U.S. house prices rose in the third quarter of 2011 according to the Federal Housing Finance Agency’s (FHFA) seasonally adjusted purchase-only house price index (HPI). The HPI, calculated using home sales price information from Fannie Mae- and Freddie Mac-acquired mortgages, was 0.2 percent higher on a seasonally adjusted basis in the third quarter than in the second quarter. On an unadjusted basis, prices rose 0.7 percent during the quarter. Over the past year, seasonally adjusted home prices fell 3.7 percent from the third quarter of 2010 to the third quarter of 2011.

FHFA’s seasonally adjusted monthly index for September was up 0.9 percent from its August value. On a not-seasonally adjusted basis, prices were up 0.7 percent during the August to September period. Every census division but the East South Central division showed increases over the same period.

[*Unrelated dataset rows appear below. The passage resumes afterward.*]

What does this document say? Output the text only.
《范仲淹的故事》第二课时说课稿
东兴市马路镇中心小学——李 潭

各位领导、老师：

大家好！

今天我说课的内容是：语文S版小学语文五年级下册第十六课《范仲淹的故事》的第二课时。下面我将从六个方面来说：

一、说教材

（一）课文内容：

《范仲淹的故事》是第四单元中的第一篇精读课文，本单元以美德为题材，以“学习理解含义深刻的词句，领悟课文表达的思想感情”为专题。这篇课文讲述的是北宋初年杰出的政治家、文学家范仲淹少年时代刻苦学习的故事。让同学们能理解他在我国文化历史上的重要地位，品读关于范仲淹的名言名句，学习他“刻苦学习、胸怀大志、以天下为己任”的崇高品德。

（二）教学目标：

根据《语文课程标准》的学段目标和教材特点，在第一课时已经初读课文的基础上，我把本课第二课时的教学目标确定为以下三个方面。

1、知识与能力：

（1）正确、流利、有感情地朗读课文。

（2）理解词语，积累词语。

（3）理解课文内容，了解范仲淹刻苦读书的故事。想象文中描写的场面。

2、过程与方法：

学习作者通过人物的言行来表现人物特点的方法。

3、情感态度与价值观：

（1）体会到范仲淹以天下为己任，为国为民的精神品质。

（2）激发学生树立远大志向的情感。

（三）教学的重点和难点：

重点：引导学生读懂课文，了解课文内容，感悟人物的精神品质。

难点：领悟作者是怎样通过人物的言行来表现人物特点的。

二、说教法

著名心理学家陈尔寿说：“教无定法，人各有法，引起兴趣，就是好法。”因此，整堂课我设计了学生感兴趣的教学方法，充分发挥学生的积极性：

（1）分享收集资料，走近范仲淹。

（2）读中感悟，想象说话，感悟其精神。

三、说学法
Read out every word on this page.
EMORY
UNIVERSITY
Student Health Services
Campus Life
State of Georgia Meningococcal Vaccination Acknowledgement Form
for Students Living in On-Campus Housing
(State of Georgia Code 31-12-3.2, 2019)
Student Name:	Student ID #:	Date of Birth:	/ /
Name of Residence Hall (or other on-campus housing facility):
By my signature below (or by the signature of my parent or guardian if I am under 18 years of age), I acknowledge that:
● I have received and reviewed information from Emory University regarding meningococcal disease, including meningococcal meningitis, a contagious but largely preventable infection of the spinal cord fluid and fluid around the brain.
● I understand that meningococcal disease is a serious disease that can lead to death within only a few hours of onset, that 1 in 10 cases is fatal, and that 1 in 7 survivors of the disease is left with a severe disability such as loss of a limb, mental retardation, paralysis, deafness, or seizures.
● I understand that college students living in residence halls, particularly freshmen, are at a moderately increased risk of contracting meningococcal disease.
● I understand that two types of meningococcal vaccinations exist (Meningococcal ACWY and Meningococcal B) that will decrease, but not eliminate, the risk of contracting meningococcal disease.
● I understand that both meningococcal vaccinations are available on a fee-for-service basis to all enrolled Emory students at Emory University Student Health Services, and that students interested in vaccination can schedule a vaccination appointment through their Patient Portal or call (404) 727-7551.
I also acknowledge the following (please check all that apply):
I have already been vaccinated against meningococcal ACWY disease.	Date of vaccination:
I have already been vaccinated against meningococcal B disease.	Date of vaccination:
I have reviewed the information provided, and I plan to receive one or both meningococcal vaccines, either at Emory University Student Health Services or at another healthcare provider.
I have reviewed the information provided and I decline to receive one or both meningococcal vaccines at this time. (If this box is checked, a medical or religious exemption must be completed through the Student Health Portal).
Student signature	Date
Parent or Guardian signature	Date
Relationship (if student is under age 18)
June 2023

“In most regions of the country, third-quarter home values were relatively stable, even in some areas that experienced sharp price declines in preceding quarters,” said FHFA Principal Economist Andrew Leventis. “While most housing markets still face stiff headwinds, the fact that some beleaguered states—such as Idaho, Florida and Utah—saw quarterly price increases is a positive development.”

While the national, purchase-only house price index fell 3.7 percent from the third quarter of 2010 to the third quarter of 2011, prices of other goods and services rose 4.8 percent over the same period. Accordingly, the inflation-adjusted price of homes fell approximately 8.1 percent over the latest year.

FHFA’s all-transactions house price index, which includes data from mortgages used for both home purchases and refinancings, increased 0.9 percent in the latest quarter but is down 4.3 percent over the four-quarter period.

Significant Findings:

  • The seasonally adjusted purchase-only HPI declined in the third quarter in 21 states and the District of Columbia
  • Of the nine census divisions, the West North Central division experienced the strongest price gains in the latest quarter, posting a 1.5 percent price increase. Prices were weakest in the Pacific census division, where prices fell 0.5 percent.
  • As measured with purchase-only indexes for the 25 most populated metropolitan areas in the U.S., four-quarter price declines were greatest in the Phoenix-Mesa- Glendale, AZ area. That area saw price declines of 10.6 percent between the third quarters of 2010 and 2011. Prices held up best in the Warren-Troy-Farmington Hills, MI metropolitan division, where prices rose 4.0 percent over that period.


This quarter’s Highlights article has two sections. The first section compares recent price trends reported in the purchase-only HPI against price changes computed for the “expandeddata” HPI. The latter, which was described in detail in the 2011Q2 HPI release, is estimated using data from FHA-endorsed mortgages as well as licensed information from county recorder offices. Both indexes show a 0.2 percent price gain in the latest quarter.

The second section analyzes the impact of the recent boom in commodities prices on home values. States and counties with significant mining and oil extraction industries generally experienced more stable house prices than other areas.


FHFA’s purchase-only and all-transactions HPI track average house price changes in repeat sales or refinancings on the same single-family properties. The purchase-only index is based on more than 6 million repeat sales transactions, while the all-transactions index includes more than 43 million repeat transactions. Both indexes are based on data obtained from Fannie Mae and Freddie Mac for mortgages originated over the past 36 years.

FHFA analyzes the combined mortgage records of Fannie Mae and Freddie Mac, which form the nation’s largest database of conventional, conforming mortgage transactions. The conforming loan limit for mortgages purchased since the beginning of 2006 has been $417,000. Pursuant to the terms of various short-term congressional initiatives, loan limits for mortgages originated between July 1, 2007 and Sept. 30, 2011 were as high as $729,750 in certain high-cost areas in the contiguous United States. Mortgages originated after Sept. 30, 2011 are no longer subject to the terms of those initiatives and, under the formula established by the Housing and Economic Recovery Act of 2008, the highest loan limit for one-unit properties in the contiguous U.S. has fallen to $625,500.